Peconic Bay scallops at Alice's Fish Market at the Greenport...

Peconic Bay scallops at Alice's Fish Market at the Greenport Seafood Dock, Greenport on the first day of scallop season. (Oct. 7, 2002) Credit: Newsday, 2002 / Bill Davis

A few months ago, baymen across the East End were looking forward to a big scallop season, a harvest so thick and rich it would bring back memories of record crops from decades ago.

Checks of scallop beds during the spring and early summer showed the tiny, tasty shellfish were growing well, and there were more than had been seen in years.

But something yet to be identified began killing off many of the scallops, and superstorm Sandy finished the job. The storm introduced so much pollution into the bays that the state Department of Environmental Conservation issued a closure order that put off the opening of scallop season, an order renewed Tuesday for most of the bigger bays on Long Island.

But the blanket closure of bays to shellfishing was slightly modified Tuesday to allow the harvest of shellfish in part of Noyack Bay in Southampton, part of Northwest Harbor and Napeague Bay in East Hampton, and some normally certified shellfish areas in Shelter Island, Smithtown and Brookhaven's north shore.

But the scallops are gone.

"It's devastating," said Eric Schultz, president of the Southold Town trustees, an independently elected body that protects the town's natural resources. "There was so much hope. . . . Now they're gone."

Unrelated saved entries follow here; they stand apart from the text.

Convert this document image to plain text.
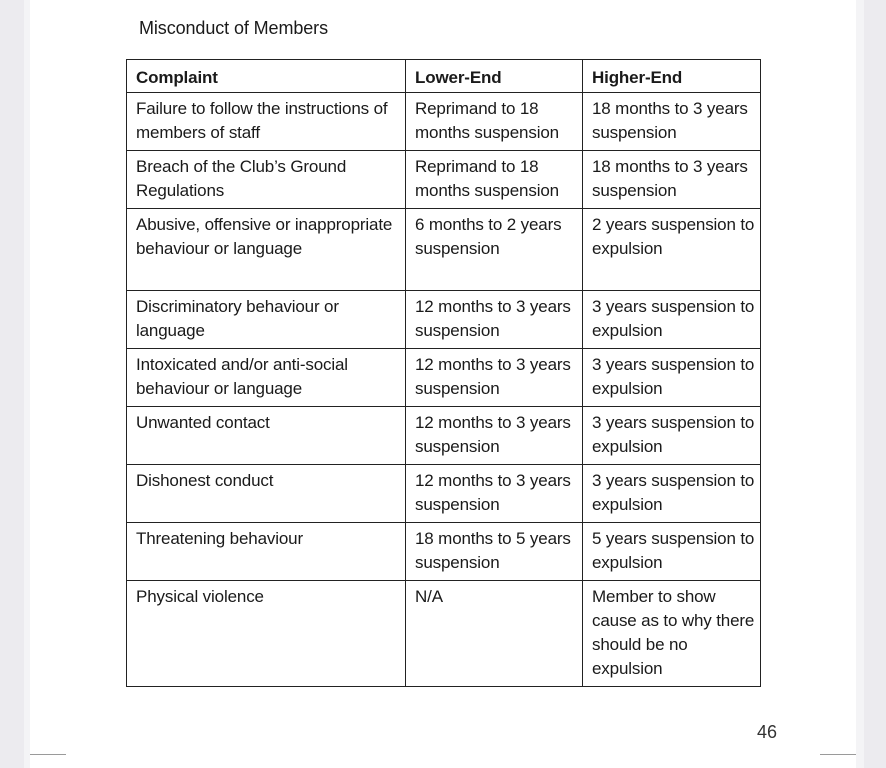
Misconduct of Members
Complaint	Lower-End	Higher-End
Failure to follow the instructions of members of staff	Reprimand to 18 months suspension	18 months to 3 years suspension
Breach of the Club’s Ground Regulations	Reprimand to 18 months suspension	18 months to 3 years suspension
Abusive, offensive or inappropriate behaviour or language	6 months to 2 years suspension	2 years suspension to expulsion
Discriminatory behaviour or language	12 months to 3 years suspension	3 years suspension to expulsion
Intoxicated and/or anti-social behaviour or language	12 months to 3 years suspension	3 years suspension to expulsion
Unwanted contact	12 months to 3 years suspension	3 years suspension to expulsion
Dishonest conduct	12 months to 3 years suspension	3 years suspension to expulsion
Threatening behaviour	18 months to 5 years suspension	5 years suspension to expulsion
Physical violence	N/A	Member to show cause as to why there should be no expulsion
46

The scallop season normally begins on the first Monday in November, but the approach of Sandy -- which produced coastal flooding that washed pollutants and bacteria into the bays and creeks -- caused the DEC to close Long Island waters to shellfishing on Oct. 29.

That ban ran through Nov. 13, and was extended Tuesday to Nov. 20. The emergency order noted the flooding ". . . disrupted sewage treatment plants and flooded nearshore septic systems, resulting in conditions which may cause shellfish to be hazardous for use as food . . ."

The original ban covered most of Long Island's shellfishing beds, from Hempstead Harbor to Peconic Bay.

In the 1970s and 1980s, annual 400,000 to 500,000-pound scallop harvests were common. But toxic brown tide algae blooms and other problems nearly killed the industry. In 1996, 53 pounds were harvested.

Massive seeding programs, replanting of eelgrass and other measures have helped bring the annual harvest back to nearly 10,000 pounds a year.

But the storm and the scallop die-off -- coupled with algae blooms and closure of some harvest areas because of pollution -- are expected to have a serious impact on this year's harvest. "The scallop season is shot," said Southampton trustee Fred Havemeyer.

DEC officials say they will continue to evaluate shellfishing areas to see when they can be reopened.